Nous remarquons donc que le poète décrit un attribut féminin réel, quoiqu’il recoure à des rapports métaphoriques entre les mots employés, d’abord, entre le sujet « chevelure » et le verbe « descendre », ensuite, entre celui-ci et le complément circonstanciel de « lieu » « des cendres du soleil », sans oublier que ce même constituant de l’énoncé renferme un lien figuré, par détermination, entre « cendres » et « soleil ». Néanmoins, cette image est fondée sur l’analogie, puisque nous supposons que « la chevelure » a en commun avec le « soleil », la couleur blonde et brillante, mais qui ternit suite à un contact avec « mes doigts », pour devenir celle « des cendres », grise et fade. La métaphore sert donc à représenter le monde, en associant le réel et l’imaginaire.

De ce point de vue, nous soulignons l’influence considérable de la théorie d’Aristote sur toutes celles qui l’ont suivi, puisqu’on discerne dans chaque définition des renvois à cette première ressource.

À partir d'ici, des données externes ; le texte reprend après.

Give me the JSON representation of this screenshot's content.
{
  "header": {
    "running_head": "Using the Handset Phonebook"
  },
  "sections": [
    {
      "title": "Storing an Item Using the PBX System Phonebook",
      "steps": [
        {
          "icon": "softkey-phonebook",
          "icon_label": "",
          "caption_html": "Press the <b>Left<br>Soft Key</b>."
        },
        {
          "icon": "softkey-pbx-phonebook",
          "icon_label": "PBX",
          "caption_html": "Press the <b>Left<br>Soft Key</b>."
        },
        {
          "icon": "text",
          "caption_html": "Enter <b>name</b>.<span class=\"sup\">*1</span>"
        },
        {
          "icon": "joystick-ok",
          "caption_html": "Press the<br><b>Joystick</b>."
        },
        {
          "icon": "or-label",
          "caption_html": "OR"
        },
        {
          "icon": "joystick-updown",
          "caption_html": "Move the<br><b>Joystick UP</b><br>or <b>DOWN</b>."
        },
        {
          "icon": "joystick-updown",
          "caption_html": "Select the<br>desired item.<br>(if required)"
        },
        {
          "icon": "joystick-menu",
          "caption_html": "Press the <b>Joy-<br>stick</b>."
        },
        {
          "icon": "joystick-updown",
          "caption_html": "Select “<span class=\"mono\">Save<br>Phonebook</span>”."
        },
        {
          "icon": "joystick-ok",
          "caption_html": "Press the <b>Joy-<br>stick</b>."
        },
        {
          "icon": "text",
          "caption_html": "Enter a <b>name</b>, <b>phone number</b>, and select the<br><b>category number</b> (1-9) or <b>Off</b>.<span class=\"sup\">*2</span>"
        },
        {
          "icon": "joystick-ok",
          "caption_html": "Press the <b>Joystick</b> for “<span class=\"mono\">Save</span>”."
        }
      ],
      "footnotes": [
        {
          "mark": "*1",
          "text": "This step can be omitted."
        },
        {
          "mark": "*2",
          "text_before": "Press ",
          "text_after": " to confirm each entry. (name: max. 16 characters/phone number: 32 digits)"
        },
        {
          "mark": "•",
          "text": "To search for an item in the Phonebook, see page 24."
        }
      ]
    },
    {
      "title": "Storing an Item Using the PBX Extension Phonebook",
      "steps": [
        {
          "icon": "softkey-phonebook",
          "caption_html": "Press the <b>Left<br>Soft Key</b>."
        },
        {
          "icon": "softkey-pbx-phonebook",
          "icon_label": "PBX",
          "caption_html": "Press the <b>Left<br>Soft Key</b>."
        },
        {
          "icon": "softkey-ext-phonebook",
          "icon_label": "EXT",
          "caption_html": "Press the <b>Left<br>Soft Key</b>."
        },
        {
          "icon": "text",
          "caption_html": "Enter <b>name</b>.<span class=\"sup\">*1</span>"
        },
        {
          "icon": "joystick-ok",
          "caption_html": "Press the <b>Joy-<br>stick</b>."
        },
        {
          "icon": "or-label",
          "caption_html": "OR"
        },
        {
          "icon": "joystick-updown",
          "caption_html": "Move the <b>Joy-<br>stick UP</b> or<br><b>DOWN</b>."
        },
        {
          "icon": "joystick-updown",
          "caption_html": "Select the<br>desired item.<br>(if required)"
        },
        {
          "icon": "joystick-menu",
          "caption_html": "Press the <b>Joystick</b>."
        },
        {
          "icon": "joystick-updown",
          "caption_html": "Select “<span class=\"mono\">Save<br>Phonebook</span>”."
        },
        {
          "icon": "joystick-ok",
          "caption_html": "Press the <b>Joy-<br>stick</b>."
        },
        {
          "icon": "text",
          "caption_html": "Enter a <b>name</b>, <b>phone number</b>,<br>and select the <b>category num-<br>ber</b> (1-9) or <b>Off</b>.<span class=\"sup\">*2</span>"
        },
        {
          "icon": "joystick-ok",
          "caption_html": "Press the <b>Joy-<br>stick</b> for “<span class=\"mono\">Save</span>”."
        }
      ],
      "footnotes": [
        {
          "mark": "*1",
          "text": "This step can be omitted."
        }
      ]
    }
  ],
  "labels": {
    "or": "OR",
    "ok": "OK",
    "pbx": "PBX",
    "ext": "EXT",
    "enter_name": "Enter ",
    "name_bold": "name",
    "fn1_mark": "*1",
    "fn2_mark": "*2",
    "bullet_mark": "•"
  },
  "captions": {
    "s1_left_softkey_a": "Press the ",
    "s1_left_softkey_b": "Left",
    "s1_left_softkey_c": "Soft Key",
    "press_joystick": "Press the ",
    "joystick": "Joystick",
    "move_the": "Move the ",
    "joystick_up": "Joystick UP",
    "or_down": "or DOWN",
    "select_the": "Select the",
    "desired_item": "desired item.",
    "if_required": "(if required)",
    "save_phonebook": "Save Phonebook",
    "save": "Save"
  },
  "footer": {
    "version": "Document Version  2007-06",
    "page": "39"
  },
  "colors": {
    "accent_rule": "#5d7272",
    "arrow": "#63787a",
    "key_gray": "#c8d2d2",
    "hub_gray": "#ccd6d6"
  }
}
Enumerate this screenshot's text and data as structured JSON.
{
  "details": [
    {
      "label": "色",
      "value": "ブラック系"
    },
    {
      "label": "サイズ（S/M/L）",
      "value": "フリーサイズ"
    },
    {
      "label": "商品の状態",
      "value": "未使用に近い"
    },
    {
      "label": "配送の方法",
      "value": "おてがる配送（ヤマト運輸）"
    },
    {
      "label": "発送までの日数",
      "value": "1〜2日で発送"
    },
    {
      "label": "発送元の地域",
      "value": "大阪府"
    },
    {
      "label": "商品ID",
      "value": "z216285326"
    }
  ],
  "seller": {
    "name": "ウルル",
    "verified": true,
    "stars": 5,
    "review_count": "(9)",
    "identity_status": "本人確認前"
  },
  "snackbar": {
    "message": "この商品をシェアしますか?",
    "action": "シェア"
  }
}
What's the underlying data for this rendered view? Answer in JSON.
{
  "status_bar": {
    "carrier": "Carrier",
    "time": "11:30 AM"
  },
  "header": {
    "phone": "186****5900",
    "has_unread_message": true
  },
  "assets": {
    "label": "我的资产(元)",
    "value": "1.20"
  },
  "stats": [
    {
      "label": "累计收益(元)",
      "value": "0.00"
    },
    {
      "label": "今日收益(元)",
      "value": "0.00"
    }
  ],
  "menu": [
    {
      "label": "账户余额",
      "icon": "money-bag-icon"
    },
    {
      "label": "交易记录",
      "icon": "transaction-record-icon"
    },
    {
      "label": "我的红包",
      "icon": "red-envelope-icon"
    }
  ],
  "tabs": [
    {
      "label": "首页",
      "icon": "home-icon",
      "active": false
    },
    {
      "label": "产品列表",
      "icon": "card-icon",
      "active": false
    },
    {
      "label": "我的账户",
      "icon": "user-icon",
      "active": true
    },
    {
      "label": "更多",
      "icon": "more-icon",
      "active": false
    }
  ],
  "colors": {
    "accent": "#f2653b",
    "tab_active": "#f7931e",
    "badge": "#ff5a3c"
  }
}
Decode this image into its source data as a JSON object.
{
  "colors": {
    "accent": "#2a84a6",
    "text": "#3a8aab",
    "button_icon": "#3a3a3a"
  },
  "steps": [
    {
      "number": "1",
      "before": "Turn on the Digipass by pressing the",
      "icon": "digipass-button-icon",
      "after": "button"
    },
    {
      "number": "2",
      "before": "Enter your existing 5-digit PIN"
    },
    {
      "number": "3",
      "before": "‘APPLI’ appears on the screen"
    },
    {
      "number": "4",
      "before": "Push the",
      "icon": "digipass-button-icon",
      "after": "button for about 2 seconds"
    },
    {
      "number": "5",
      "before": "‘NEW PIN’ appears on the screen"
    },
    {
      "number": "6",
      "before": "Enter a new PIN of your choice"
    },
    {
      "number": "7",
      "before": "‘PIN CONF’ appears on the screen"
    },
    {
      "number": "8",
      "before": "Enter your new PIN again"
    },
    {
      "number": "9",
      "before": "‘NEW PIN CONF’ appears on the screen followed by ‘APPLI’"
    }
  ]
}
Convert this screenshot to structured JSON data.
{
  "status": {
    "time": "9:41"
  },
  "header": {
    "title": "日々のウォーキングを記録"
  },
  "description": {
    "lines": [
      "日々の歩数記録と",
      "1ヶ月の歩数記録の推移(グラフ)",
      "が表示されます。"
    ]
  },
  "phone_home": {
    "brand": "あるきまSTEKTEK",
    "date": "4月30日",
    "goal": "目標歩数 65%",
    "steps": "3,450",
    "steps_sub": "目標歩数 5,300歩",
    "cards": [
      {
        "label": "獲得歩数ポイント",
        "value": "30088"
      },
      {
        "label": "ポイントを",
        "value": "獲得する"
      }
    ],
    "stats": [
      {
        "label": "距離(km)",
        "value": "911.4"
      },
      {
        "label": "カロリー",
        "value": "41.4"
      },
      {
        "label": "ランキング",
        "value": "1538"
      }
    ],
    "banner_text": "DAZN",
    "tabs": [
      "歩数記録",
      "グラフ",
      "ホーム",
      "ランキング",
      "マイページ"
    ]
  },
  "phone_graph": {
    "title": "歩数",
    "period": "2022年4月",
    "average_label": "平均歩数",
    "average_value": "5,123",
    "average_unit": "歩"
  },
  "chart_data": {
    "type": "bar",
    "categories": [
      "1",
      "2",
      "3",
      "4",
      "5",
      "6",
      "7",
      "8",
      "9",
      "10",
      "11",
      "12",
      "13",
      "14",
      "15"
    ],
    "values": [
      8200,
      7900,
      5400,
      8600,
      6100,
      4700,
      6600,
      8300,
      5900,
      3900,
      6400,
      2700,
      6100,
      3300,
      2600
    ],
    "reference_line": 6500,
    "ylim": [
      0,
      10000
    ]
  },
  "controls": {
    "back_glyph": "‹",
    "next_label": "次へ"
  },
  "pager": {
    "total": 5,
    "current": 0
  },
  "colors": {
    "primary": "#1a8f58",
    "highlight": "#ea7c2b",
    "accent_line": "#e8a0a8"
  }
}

Comme chez Fontanier qui reprend la définition aristotélicienne de la métaphore, celle qui l’expose comme « l’application à une chose d’un nom qui lui est étranger», et qui exige pour être formulée qu’« on transporte, pour ainsi dire, un mot d’une idée à laquelle il est affecté, à une autre idée dont il est propre à faire ressortir la ressemblance avec la première» 47 , tel que dans cette métaphore employée par Aragon :

‘mes ailes oublieront les bras et les travaux .’ ‘(« Eclairage à perte de vue », Feu de joie, p.40)’

Nous remarquons effectivement que le poète a remplacé un mot, « bras », même s’il est mentionné, par un autre, « ailes » quoiqu’il ne s’applique pas à l’humain. Toutefois, cette substitution peut être justifiée, en raison d’une ressemblance au niveau de la fonction, dans le sens où les deux éléments permettent à leurs possesseurs d’exécuter certaines activités, travailler ou voler, et si le poète s’est doté étrangement de cet organe propre aux oiseaux, c’est qu’il a voulu exprimer son désir de liberté, en reniant les exigences de la société moderne. Néanmoins, après avoir exposé les principaux préceptes de la théorie aristotélicienne, nous allons s’intéresser à certaines autres définitions de la figure métaphorique.

Notes
44.

MAROUZEAU, Lexique de la terminologie linguistique, Paris, P. Geuthner 1951, pp.143-144.

45.

ARISTOTE, Poétique, ch.XXI, Paris, Seuil 1980, p.107.

46.

ARISTOTE, Rhétorique, L.III, ch. XI, Paris, Librairie générale française 1991, p.338.

47.

P. FONTANIER, Les figures du discours, Paris, Flammarion 1977 p.261.